WebClick Tracer

En Pointe

BP Beautiful People

The BP Beautiful People program develops collaborations with talented individuals from outside the ballet sector. Providing a diverse range of tips and tricks that range from lifestyle, well-being and nutrition to fashion, beauty, costume design, and more. 

To Die for Art: The Influence of Powell and Pressburger’s
“The Red Shoes” (1948)

An in-depth, behind-the-scenes look at how 1940s ballet-inspired, Oscar nominated blockbuster film, The Red Shoes.

By Chino Hernandez; Photos courtesy of The Criterion Collection

On October 23, 1948, Michael Powell and Emeric Pressburger’s The Red Shoes hit theaters in the United States. The Rank Organisation, who co-financed the picture with The Archers, was incredibly worried about the film’s commercial appeal. It was a British production about dance, and it featured a 17-minute real-time ballet, which had never been captured on film before. American audiences were much more comfortable with MGM’s Technicolor musical-comedies—escapist fare with big Hollywood stars that undoubtedly helped them forget about the horrors of World War II. The Red Shoes were the exact opposite of that.

It was dramatic and dark. The narrative was more eager to explore the lives of complicated artists than paint a picture of cookie-cutter idealism. It also faced a difficult production history, which worried its distributors. Its opulent centerpiece ballet sequence caused the film to go over budget. Originally planned to be filmed over 15 weeks with a £300,000 budget, it ballooned to £500,000 with production delayed by another 63 days.

The relationship of The Rank Organisation and The Archers (who had collaborated together for years) was strained due to The Red Shoes. Powell and Pressburger (the filmmakers who owned The Archers), felt their co-financier did not see the artistic merits behind the film. Due to shortage in resources, the budget for advertising shrank. This effectively ended their once-fruitful partnership, and the Archers moved to the more artistically-inclined production house of Alexander Korda. Despite the backstage drama, The Red Shoes proved to be a massive hit in both the United States and the United Kingdom.

It was the 6th biggest film in the UK that year, and played in theaters for an impressive two-year stint in the US. Reviews for the film were glowing, and it eventually nabbed five nominations at the 1948 Oscars (including Best Picture). It took home two statues: for Hein Heckroth and Arthur Lawson’s majestic production design, and for Brian Easdale’s memorable musical scoring.

Bosley Crowther, The New York Times’ resident hard-boiled film critic, championed the film. “Over the years, there have been several movies in which attempts have been made to capture the spirit and the beauty, the romance and the enchantment of the ballet. And, inevitably, in these pictures, ballets have been performed, a few times with charm and sincerity but more often—and unfortunately—without. However, there has never been a picture in which the ballet and its special, magic world have been so beautifully and dreamily presented as the new British film, The Red Shoes,” he wrote in his original 1948 review. “Here, in this unrestricted romance, which opened at the Bijou yesterday, is a visual and emotional comprehension of all the grace and rhythm and power of the ballet. Here is the color and the excitement, the strange intoxication of the dancer’s life. And here is the rapture and the heartbreak which only the passionate and the devoted can know.”

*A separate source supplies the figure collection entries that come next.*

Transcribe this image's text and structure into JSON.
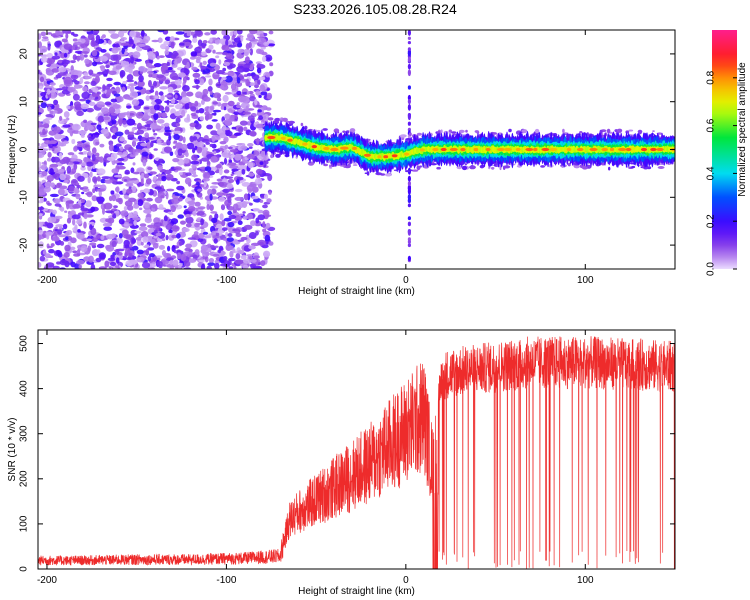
{
  "title": "S233.2026.105.08.28.R24",
  "colors": {
    "ridge": "#ff2a2a",
    "snr_line": "#ee2b2b",
    "axes": "#000000",
    "background": "#ffffff"
  },
  "chart_data": [
    {
      "type": "heatmap",
      "title": "S233.2026.105.08.28.R24",
      "xlabel": "Height of straight line (km)",
      "ylabel": "Frequency (Hz)",
      "xlim": [
        -205,
        150
      ],
      "ylim": [
        -25,
        25
      ],
      "x_ticks": [
        -200,
        -100,
        0,
        100
      ],
      "y_ticks": [
        -20,
        -10,
        0,
        10,
        20
      ],
      "noise_region": {
        "x": [
          -205,
          -75
        ],
        "description_level": "scattered low amplitude"
      },
      "ridge": {
        "x": [
          -78,
          -70,
          -60,
          -50,
          -40,
          -30,
          -20,
          -10,
          0,
          10,
          20,
          40,
          60,
          80,
          100,
          120,
          150
        ],
        "freq": [
          2.5,
          2.5,
          1.5,
          0.5,
          0.0,
          0.5,
          -1.5,
          -1.5,
          -1.0,
          0.0,
          0.0,
          0.0,
          0.0,
          0.0,
          0.0,
          0.0,
          0.0
        ]
      },
      "vertical_streak_x": 2,
      "colorbar": {
        "label": "Normalized spectral amplitude",
        "range": [
          0,
          1
        ],
        "ticks": [
          "0.0",
          "0.2",
          "0.4",
          "0.6",
          "0.8"
        ]
      },
      "grid": false
    },
    {
      "type": "line",
      "xlabel": "Height of straight line (km)",
      "ylabel": "SNR (10 * v/v)",
      "xlim": [
        -205,
        150
      ],
      "ylim": [
        0,
        530
      ],
      "x_ticks": [
        -200,
        -100,
        0,
        100
      ],
      "y_ticks": [
        0,
        100,
        200,
        300,
        400,
        500
      ],
      "series": [
        {
          "x": [
            -205,
            -180,
            -150,
            -120,
            -90,
            -70,
            -65,
            -60,
            -50,
            -40,
            -30,
            -20,
            -10,
            0,
            10,
            15,
            20,
            30,
            50,
            70,
            100,
            130,
            150
          ],
          "y": [
            20,
            20,
            22,
            22,
            25,
            30,
            120,
            140,
            170,
            200,
            230,
            260,
            300,
            340,
            380,
            250,
            440,
            450,
            460,
            470,
            470,
            465,
            460
          ],
          "dropout_band_x": [
            15,
            18
          ],
          "dropouts_start_x": 20
        }
      ],
      "grid": false
    }
  ]
}
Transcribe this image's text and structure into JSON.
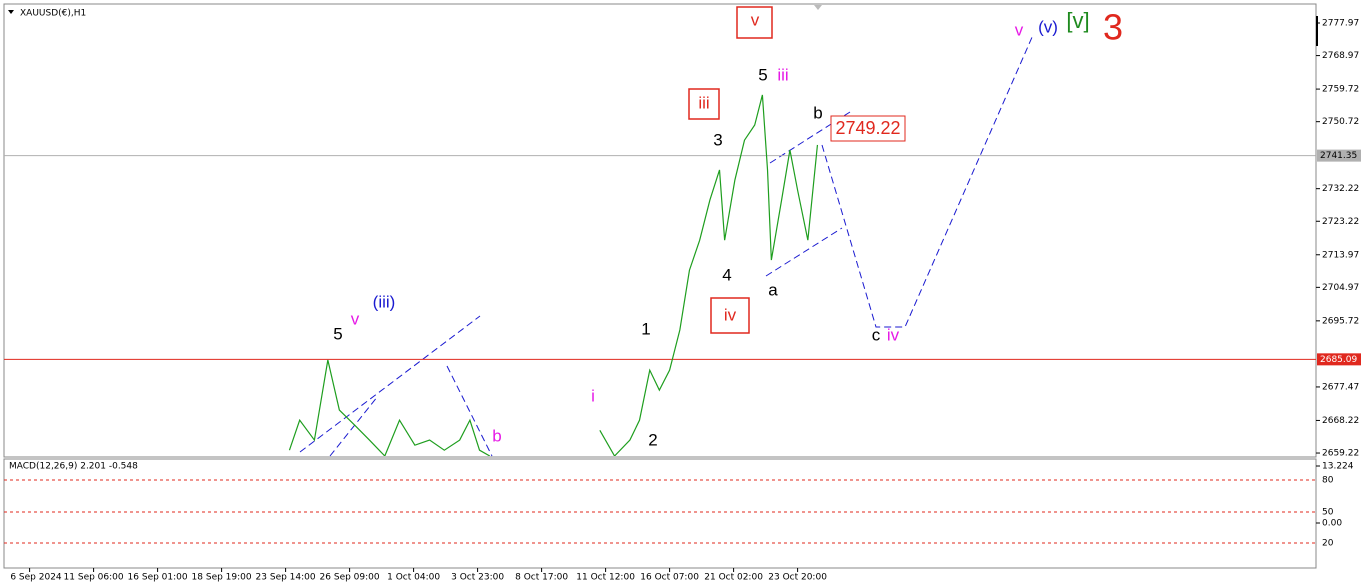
{
  "chart_data": {
    "type": "line",
    "title": "XAUUSD(€),H1",
    "categories": [
      "6 Sep 2024",
      "11 Sep 06:00",
      "16 Sep 01:00",
      "18 Sep 19:00",
      "23 Sep 14:00",
      "26 Sep 09:00",
      "1 Oct 04:00",
      "3 Oct 23:00",
      "8 Oct 17:00",
      "11 Oct 12:00",
      "16 Oct 07:00",
      "21 Oct 02:00",
      "23 Oct 20:00"
    ],
    "xlim": [
      -0.4,
      20.1
    ],
    "ylim": [
      2658.4,
      2782.94
    ],
    "yticks": [
      2777.97,
      2768.97,
      2759.72,
      2750.72,
      2732.22,
      2723.22,
      2713.97,
      2704.97,
      2695.72,
      2677.47,
      2668.22,
      2659.22
    ],
    "levels": [
      {
        "value": 2741.35,
        "color": "#b0b0b0"
      },
      {
        "value": 2685.09,
        "color": "#e0281e"
      }
    ],
    "series": [
      {
        "name": "XAUUSD",
        "color": "#1e9e1e",
        "x": [
          4.06,
          4.22,
          4.45,
          4.66,
          4.84,
          5.08,
          5.31,
          5.55,
          5.78,
          6.02,
          6.25,
          6.48,
          6.72,
          6.88,
          7.03,
          7.19,
          7.8,
          8.91,
          9.14,
          9.38,
          9.53,
          9.69,
          9.84,
          10.0,
          10.16,
          10.31,
          10.47,
          10.63,
          10.78,
          10.86,
          11.02,
          11.17,
          11.33,
          11.45,
          11.53,
          11.59,
          11.75,
          11.88,
          12.0,
          12.16,
          12.31
        ],
        "values": [
          2660.0,
          2668.3,
          2662.8,
          2684.9,
          2671.1,
          2666.9,
          2662.8,
          2658.4,
          2668.3,
          2661.4,
          2662.8,
          2660.0,
          2662.8,
          2668.3,
          2660.0,
          2658.4,
          null,
          2665.5,
          2658.4,
          2662.8,
          2668.3,
          2682.1,
          2676.6,
          2682.1,
          2693.2,
          2709.7,
          2718.0,
          2729.1,
          2737.4,
          2718.0,
          2734.6,
          2745.6,
          2749.8,
          2758.1,
          2737.4,
          2712.5,
          2729.1,
          2742.9,
          2731.8,
          2718.0,
          2744.3
        ]
      }
    ],
    "annotations": [
      "5",
      "v",
      "(iii)",
      "i",
      "b",
      "1",
      "2",
      "3",
      "4",
      "5",
      "iii",
      "iii",
      "v",
      "iv",
      "b",
      "a",
      "c",
      "iv",
      "2749.22",
      "v",
      "(v)",
      "[v]",
      "3"
    ],
    "macd": {
      "label": "MACD(12,26,9) 2.201 -0.548",
      "yticks": [
        13.224,
        80,
        50,
        {
          "value": 0,
          "label": "0.00"
        },
        20
      ]
    }
  }
}
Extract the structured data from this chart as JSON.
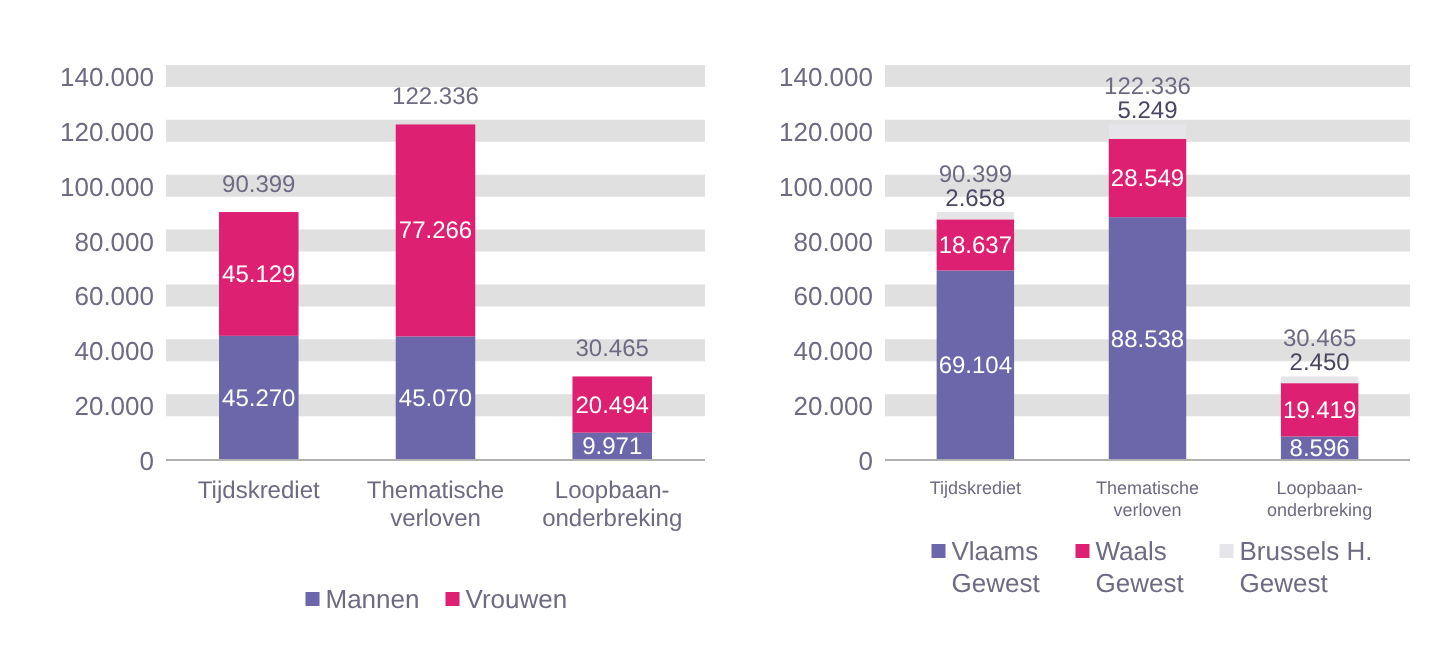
{
  "chart_data": [
    {
      "type": "bar",
      "stacked": true,
      "categories": [
        "Tijdskrediet",
        "Thematische verloven",
        "Loopbaan-onderbreking"
      ],
      "series": [
        {
          "name": "Mannen",
          "color": "#6c66ab",
          "values": [
            45270,
            45070,
            9971
          ],
          "value_labels": [
            "45.270",
            "45.070",
            "9.971"
          ]
        },
        {
          "name": "Vrouwen",
          "color": "#dd2072",
          "values": [
            45129,
            77266,
            20494
          ],
          "value_labels": [
            "45.129",
            "77.266",
            "20.494"
          ]
        }
      ],
      "totals": [
        "90.399",
        "122.336",
        "30.465"
      ],
      "grid": "y",
      "legend": "bottom",
      "ylim": [
        0,
        140000
      ],
      "yticks": [
        {
          "value": 0,
          "label": "0"
        },
        {
          "value": 20000,
          "label": "20.000"
        },
        {
          "value": 40000,
          "label": "40.000"
        },
        {
          "value": 60000,
          "label": "60.000"
        },
        {
          "value": 80000,
          "label": "80.000"
        },
        {
          "value": 100000,
          "label": "100.000"
        },
        {
          "value": 120000,
          "label": "120.000"
        },
        {
          "value": 140000,
          "label": "140.000"
        }
      ]
    },
    {
      "type": "bar",
      "stacked": true,
      "categories": [
        "Tijdskrediet",
        "Thematische verloven",
        "Loopbaan-onderbreking"
      ],
      "series": [
        {
          "name": "Vlaams Gewest",
          "color": "#6c66ab",
          "values": [
            69104,
            88538,
            8596
          ],
          "value_labels": [
            "69.104",
            "88.538",
            "8.596"
          ]
        },
        {
          "name": "Waals Gewest",
          "color": "#dd2072",
          "values": [
            18637,
            28549,
            19419
          ],
          "value_labels": [
            "18.637",
            "28.549",
            "19.419"
          ]
        },
        {
          "name": "Brussels H. Gewest",
          "color": "#e6e6ea",
          "values": [
            2658,
            5249,
            2450
          ],
          "value_labels": [
            "2.658",
            "5.249",
            "2.450"
          ]
        }
      ],
      "totals": [
        "90.399",
        "122.336",
        "30.465"
      ],
      "grid": "y",
      "legend": "bottom",
      "ylim": [
        0,
        140000
      ],
      "yticks": [
        {
          "value": 0,
          "label": "0"
        },
        {
          "value": 20000,
          "label": "20.000"
        },
        {
          "value": 40000,
          "label": "40.000"
        },
        {
          "value": 60000,
          "label": "60.000"
        },
        {
          "value": 80000,
          "label": "80.000"
        },
        {
          "value": 100000,
          "label": "100.000"
        },
        {
          "value": 120000,
          "label": "120.000"
        },
        {
          "value": 140000,
          "label": "140.000"
        }
      ]
    }
  ]
}
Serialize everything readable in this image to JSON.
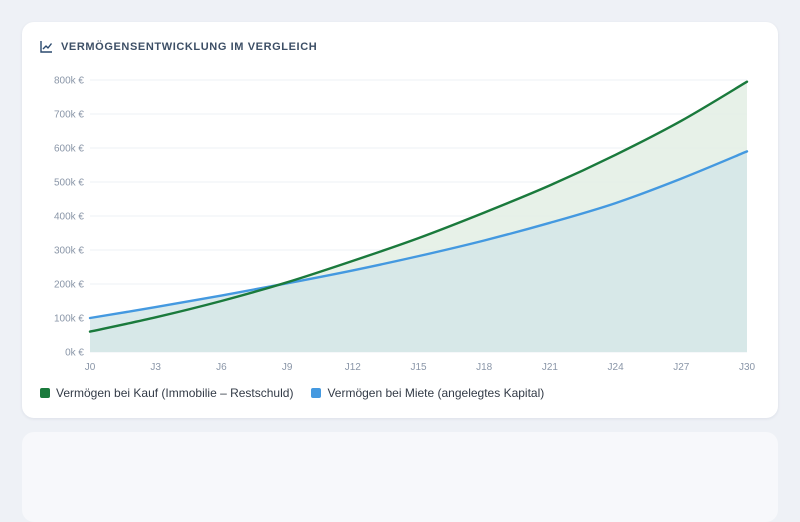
{
  "card": {
    "title": "VERMÖGENSENTWICKLUNG IM VERGLEICH",
    "icon": "line-chart-icon"
  },
  "colors": {
    "kauf": "#1a7a3c",
    "miete": "#4499e0",
    "kauf_fill": "#e4f0e6",
    "miete_fill": "#d3e6e8",
    "grid": "#eef0f4",
    "background": "#eef1f6"
  },
  "legend": {
    "kauf": "Vermögen bei Kauf (Immobilie – Restschuld)",
    "miete": "Vermögen bei Miete (angelegtes Kapital)"
  },
  "chart_data": {
    "type": "area",
    "title": "VERMÖGENSENTWICKLUNG IM VERGLEICH",
    "xlabel": "",
    "ylabel": "",
    "x": [
      0,
      3,
      6,
      9,
      12,
      15,
      18,
      21,
      24,
      27,
      30
    ],
    "x_tick_labels": [
      "J0",
      "J3",
      "J6",
      "J9",
      "J12",
      "J15",
      "J18",
      "J21",
      "J24",
      "J27",
      "J30"
    ],
    "y_tick_labels": [
      "0k €",
      "100k €",
      "200k €",
      "300k €",
      "400k €",
      "500k €",
      "600k €",
      "700k €",
      "800k €"
    ],
    "ylim": [
      0,
      800000
    ],
    "xlim": [
      0,
      30
    ],
    "grid": true,
    "legend_position": "bottom-left",
    "series": [
      {
        "name": "Vermögen bei Kauf (Immobilie – Restschuld)",
        "color": "#1a7a3c",
        "values": [
          60000,
          102000,
          150000,
          205000,
          268000,
          335000,
          410000,
          490000,
          580000,
          680000,
          795000
        ]
      },
      {
        "name": "Vermögen bei Miete (angelegtes Kapital)",
        "color": "#4499e0",
        "values": [
          100000,
          132000,
          166000,
          202000,
          240000,
          282000,
          328000,
          380000,
          438000,
          510000,
          590000
        ]
      }
    ]
  }
}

Crowther’s thoughts perfectly capture the essence of The Red Shoes. It is a film about artists, made by artists, and its energy bounces off the screen and touches anybody who has felt a deep passion for the arts. In the film, real-life ballerina Moira Shearer (who was a featured dancer at Sadler Well’s Ballet School, or more commonly known as Royal Ballet School) plays Victoria Page, an ambitious young dancer eager to join the prestigious company of art impresario Boris Lermontov (played with power and nuance by Anton Walbrook).